A Macrophage-Dominant PI3K Isoform Controls Hypoxia-Induced HIF1α and HIF2α Stability and Tumor Growth, Angiogenesis, and Metastasis

• Published in: Molecular cancer research Vol. 12; no. 10; pp. 1520 - 1531
• Main Authors: Joshi, Shweta, Singh, Alok R., Zulcic, Muamera, Durden, Donald L.
• Format: Journal Article
• Language: English
• Published: United States 01.10.2014
• Subjects: Animals; Basic Helix-Loop-Helix Transcription Factors - metabolism; Cell Hypoxia - drug effects; Cell Proliferation - drug effects; Chromones - pharmacology; Gene Deletion; Gene Expression Regulation, Neoplastic - drug effects; Hypoxia-Inducible Factor 1, alpha Subunit - genetics; Hypoxia-Inducible Factor 1, alpha Subunit - metabolism; Isoenzymes - metabolism; Macrophages - drug effects; Macrophages - enzymology; Mice; Models, Biological; Neoplasm Metastasis; Neoplasms - blood supply; Neoplasms - enzymology; Neoplasms - genetics; Neoplasms - pathology; Neovascularization, Pathologic - enzymology; Neovascularization, Pathologic - genetics; Neovascularization, Pathologic - pathology; Oligopeptides - pharmacology; Phosphatidylinositol 3-Kinases - metabolism; Proteasome Endopeptidase Complex - metabolism; Protein Kinase Inhibitors - pharmacology; Protein Stability - drug effects; Proteolysis - drug effects; Proto-Oncogene Proteins c-akt - metabolism; PTEN Phosphohydrolase - metabolism; RNA, Messenger - genetics; RNA, Messenger - metabolism; Signal Transduction - drug effects; Transcription, Genetic - drug effects; Vascular Endothelial Growth Factor A - metabolism
• ISSN: 1541-7786; 1557-3125; 1557-3125
• DOI: 10.1158/1541-7786.MCR-13-0682

Tumor growth, progression, and response to the hypoxic tumor microenvironment involve the action of hypoxia-inducible transcription factors, HIF1 and HIF2. HIF is a heterodimeric transcription factor containing an inducible HIFα subunit and a constitutively expressed HIFβ subunit.

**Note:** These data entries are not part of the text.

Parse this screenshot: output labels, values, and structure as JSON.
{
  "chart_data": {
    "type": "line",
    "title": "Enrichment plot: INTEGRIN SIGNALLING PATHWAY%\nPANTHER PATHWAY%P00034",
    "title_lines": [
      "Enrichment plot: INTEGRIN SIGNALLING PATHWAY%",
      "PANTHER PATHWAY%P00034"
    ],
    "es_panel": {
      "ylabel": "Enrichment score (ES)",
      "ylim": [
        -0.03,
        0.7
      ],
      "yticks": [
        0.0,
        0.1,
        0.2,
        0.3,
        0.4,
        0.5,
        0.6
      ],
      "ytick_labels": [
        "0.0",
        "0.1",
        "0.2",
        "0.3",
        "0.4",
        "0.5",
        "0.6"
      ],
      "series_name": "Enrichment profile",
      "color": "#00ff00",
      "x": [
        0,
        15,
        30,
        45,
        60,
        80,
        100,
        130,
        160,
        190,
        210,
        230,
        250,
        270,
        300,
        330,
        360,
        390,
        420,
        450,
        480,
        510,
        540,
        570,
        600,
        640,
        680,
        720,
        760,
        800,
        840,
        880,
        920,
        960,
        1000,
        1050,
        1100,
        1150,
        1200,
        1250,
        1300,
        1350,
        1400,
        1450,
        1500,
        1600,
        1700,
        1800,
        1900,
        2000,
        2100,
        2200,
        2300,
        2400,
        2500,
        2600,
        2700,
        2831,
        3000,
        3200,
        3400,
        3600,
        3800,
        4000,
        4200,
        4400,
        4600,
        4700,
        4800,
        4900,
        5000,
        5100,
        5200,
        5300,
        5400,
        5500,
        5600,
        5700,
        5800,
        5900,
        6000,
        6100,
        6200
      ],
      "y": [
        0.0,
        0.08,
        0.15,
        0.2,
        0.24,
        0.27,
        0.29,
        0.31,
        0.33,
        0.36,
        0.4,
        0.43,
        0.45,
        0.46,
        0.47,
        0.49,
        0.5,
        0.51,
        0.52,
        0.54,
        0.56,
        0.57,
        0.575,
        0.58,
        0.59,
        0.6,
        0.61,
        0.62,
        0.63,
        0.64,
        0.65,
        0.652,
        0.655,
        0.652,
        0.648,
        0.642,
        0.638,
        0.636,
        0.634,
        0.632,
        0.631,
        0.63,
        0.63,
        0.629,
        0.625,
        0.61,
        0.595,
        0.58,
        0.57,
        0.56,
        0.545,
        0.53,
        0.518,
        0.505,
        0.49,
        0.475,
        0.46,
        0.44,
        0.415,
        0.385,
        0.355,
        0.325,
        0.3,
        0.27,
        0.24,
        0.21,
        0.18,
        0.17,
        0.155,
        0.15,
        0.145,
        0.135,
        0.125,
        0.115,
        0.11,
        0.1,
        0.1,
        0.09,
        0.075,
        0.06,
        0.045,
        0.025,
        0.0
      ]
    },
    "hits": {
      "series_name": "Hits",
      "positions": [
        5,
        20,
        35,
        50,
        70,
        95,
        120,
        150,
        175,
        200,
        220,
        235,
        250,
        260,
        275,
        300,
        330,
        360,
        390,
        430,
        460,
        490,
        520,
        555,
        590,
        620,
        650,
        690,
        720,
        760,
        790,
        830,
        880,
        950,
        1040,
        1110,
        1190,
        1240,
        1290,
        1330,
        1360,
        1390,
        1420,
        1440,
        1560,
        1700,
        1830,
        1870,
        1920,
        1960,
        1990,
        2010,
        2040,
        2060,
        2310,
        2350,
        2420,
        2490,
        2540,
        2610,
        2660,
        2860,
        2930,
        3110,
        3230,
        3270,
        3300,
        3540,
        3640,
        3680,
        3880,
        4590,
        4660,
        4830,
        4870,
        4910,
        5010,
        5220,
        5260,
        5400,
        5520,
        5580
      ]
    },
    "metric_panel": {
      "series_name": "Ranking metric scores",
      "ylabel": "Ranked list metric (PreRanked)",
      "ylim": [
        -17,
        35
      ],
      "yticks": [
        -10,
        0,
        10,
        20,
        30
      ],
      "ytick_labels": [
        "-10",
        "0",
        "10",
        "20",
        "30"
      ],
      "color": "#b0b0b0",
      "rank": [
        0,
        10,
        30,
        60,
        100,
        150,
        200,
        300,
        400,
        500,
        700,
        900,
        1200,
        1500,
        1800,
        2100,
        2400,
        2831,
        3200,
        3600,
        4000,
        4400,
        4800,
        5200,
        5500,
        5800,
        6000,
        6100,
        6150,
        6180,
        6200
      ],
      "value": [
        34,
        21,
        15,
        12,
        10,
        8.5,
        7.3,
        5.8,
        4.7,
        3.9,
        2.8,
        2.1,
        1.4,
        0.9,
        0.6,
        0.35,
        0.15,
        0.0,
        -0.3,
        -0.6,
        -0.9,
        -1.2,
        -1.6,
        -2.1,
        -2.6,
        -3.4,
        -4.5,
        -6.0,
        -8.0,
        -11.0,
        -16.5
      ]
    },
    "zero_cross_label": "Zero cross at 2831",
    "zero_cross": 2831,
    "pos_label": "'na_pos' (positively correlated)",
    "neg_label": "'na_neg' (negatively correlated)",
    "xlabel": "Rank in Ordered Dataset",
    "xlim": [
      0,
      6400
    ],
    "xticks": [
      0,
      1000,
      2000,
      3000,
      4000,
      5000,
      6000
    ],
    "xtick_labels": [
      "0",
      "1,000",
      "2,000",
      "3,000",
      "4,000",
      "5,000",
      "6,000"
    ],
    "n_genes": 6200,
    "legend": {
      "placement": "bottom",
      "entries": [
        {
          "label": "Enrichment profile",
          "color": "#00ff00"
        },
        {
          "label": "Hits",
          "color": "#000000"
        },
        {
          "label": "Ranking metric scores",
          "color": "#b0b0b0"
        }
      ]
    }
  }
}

The signaling pathways operational in macrophages regulating hypoxia-induced HIFα stabilization remain the subject of intense investigation. Here, it was discovered that the PTEN/PI3K/AKT signaling axis controls hypoxia-induced HIF1α (HIF1A) and HIF2α (EPAS1) stability in macrophages. Using genetic mouse models and pan-PI3K as well as isoform-specific inhibitors, inhibition of the PI3K/AKT pathway blocked the accumulation of HIFα protein and its primary transcriptional target VEGF in response to hypoxia. Moreover, blocking the PI3K/AKT signaling axis promoted the hypoxic degradation of HIFα via the 26S proteasome. Mechanistically, a macrophage-dominant PI3K isoform (p110γ) directed tumor growth, angiogenesis, metastasis, and the HIFα/VEGF axis. Moreover, a pan-PI3K inhibitor (SF1126) blocked tumor-induced angiogenesis and inhibited VEGF and other proangiogenic factors secreted by macrophages. These data define a novel molecular mechanism by which PTEN/PI3K/AKT regulates the proteasome-dependent stability of HIFα under hypoxic conditions, a signaling pathway in macrophages that controls tumor-induced angiogenesis and metastasis. Implications: This study indicates that PI3K inhibitors are excellent candidates for the treatment of cancers where macrophages promote tumor progression. Mol Cancer Res; 12(10); 1520–31. ©2014 AACR.